“Memories are the treasures that we keep locked deep within the storehouse of our souls, to keep our hearts warm when we are lonely.”– Becky Aligada

“2 more years in Basic Education”, is it really a solution?

Adding another year level to both primary and secondary education is NOT the answer to increase the quality of education in our country. Why? Simply because it doesn’t guarantee anything.
No offense, but people who graduated in college nowadays doesn’t go far in the level of those people who just reached high school when it comes to JOB. NOT ALL BUT “MOSTLY”.

What we need to do is to strengthen its quality by PRIORITIZING it!!
The Alliance of Concerned Teachers (ACT) earlier said the country needs an additional 61,343 classrooms to accommodate the more than 21 million students this year. The country has a 1:45 ratio of classrooms to students, which is below the 1:35 international standard. Updating school materials and equipment, diversifying teaching styles to meet the needs of all learners would also help innovation move faster.

I sympathize the teachers who aren’t aware of using technologies as an aid for teaching.
Studying… Learning… it doesn’t require age! They are more willing to learn, willing to accept and adopt.
Let us help them so they can advance to another level. And please do not belittle them by saying “matatanda na sila para matuto gumamit ng computer”.

Stop blaming the teachers for the poor education. They had given so much for their students. Admit it, we too, also played a huge part on this failure.
The original thrust is very interesting, especially if we consider that 34.2 percent of the Philippine population is living below the poverty line (NSO, 2000). Also, according to a survey conducted in September 2007, about nine million Filipino families (52%) consider themselves “mahirap” or poor. If the population is 88.57 million in August 2007, with a projected population of 90.46 million by 2008, then the high level of poverty is certainly a problem. There is no debate about that. The debate is on the cause of such poverty and equally on the solutions.

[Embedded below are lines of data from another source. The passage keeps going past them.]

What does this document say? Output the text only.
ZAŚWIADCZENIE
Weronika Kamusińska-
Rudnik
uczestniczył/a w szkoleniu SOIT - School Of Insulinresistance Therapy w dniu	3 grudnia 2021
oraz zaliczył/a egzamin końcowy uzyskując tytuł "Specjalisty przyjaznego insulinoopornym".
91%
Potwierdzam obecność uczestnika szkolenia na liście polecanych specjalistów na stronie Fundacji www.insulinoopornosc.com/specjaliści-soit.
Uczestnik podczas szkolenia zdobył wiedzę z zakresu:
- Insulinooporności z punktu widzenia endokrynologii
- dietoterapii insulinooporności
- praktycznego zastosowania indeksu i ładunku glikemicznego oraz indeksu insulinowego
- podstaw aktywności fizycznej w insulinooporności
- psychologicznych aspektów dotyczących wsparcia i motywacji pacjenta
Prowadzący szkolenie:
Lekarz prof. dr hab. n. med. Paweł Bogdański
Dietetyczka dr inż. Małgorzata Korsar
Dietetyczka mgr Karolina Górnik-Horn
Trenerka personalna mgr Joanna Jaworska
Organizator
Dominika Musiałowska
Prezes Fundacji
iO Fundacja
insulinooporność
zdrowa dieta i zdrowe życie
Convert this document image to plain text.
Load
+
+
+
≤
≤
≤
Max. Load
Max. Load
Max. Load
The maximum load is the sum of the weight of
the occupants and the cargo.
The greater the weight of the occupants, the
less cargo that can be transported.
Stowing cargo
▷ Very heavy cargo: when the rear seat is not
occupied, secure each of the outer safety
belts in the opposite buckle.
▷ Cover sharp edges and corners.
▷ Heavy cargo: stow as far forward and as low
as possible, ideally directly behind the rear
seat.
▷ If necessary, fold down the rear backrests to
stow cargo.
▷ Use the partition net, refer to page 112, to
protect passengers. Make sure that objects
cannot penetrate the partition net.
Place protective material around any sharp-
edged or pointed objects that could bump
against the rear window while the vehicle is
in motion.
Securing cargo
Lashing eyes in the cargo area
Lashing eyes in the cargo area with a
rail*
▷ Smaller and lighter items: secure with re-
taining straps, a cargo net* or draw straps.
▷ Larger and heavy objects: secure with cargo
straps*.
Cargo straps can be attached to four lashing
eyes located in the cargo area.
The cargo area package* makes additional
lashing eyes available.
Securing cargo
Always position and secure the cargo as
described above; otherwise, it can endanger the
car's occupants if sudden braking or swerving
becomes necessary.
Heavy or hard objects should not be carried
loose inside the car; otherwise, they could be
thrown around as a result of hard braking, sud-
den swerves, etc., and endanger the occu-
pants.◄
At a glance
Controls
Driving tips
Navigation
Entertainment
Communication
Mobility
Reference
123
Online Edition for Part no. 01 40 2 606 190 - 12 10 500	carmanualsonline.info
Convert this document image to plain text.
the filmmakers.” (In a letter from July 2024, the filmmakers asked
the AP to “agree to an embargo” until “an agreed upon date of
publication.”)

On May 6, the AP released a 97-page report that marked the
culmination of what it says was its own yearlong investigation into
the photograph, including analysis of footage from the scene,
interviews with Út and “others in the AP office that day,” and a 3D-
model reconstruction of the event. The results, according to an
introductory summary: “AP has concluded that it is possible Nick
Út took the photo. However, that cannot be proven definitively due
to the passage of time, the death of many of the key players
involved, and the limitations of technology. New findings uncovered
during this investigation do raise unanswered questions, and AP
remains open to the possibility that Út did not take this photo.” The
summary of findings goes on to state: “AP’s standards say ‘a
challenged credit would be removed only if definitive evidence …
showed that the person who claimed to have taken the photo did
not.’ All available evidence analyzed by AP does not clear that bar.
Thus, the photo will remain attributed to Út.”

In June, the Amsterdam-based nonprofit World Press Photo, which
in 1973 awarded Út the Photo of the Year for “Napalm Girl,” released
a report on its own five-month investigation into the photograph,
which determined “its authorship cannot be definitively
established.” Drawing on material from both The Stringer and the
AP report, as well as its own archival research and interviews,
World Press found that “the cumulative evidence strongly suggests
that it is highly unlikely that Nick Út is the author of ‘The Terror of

“Teach a nation how to fish, feed the nation many lifetimes.”

Our past administration focused more on TEMPORARY SOLUTIONS. Like building bridges and highways which would only benefit those who have cars. Connecting one city to another. Promoting tourism and negotiating with other companies abroad for investments, and then they’ll tell us that business is the answer to poverty.

The logic appears to be simple. Successful business generates employment, reducing unemployment rate. Work for more people is a good sign of progress, although this may be too simplistic considering that economic gains have not trickled down to the poor.

We explored that path for a while, then we realized that it would be presumptuous for us to try to identify the root causes, something which experts have been debating for years. To discuss a solution, we must know the root/s of the problem.

We have solutions and options… but none of them really suits the problem.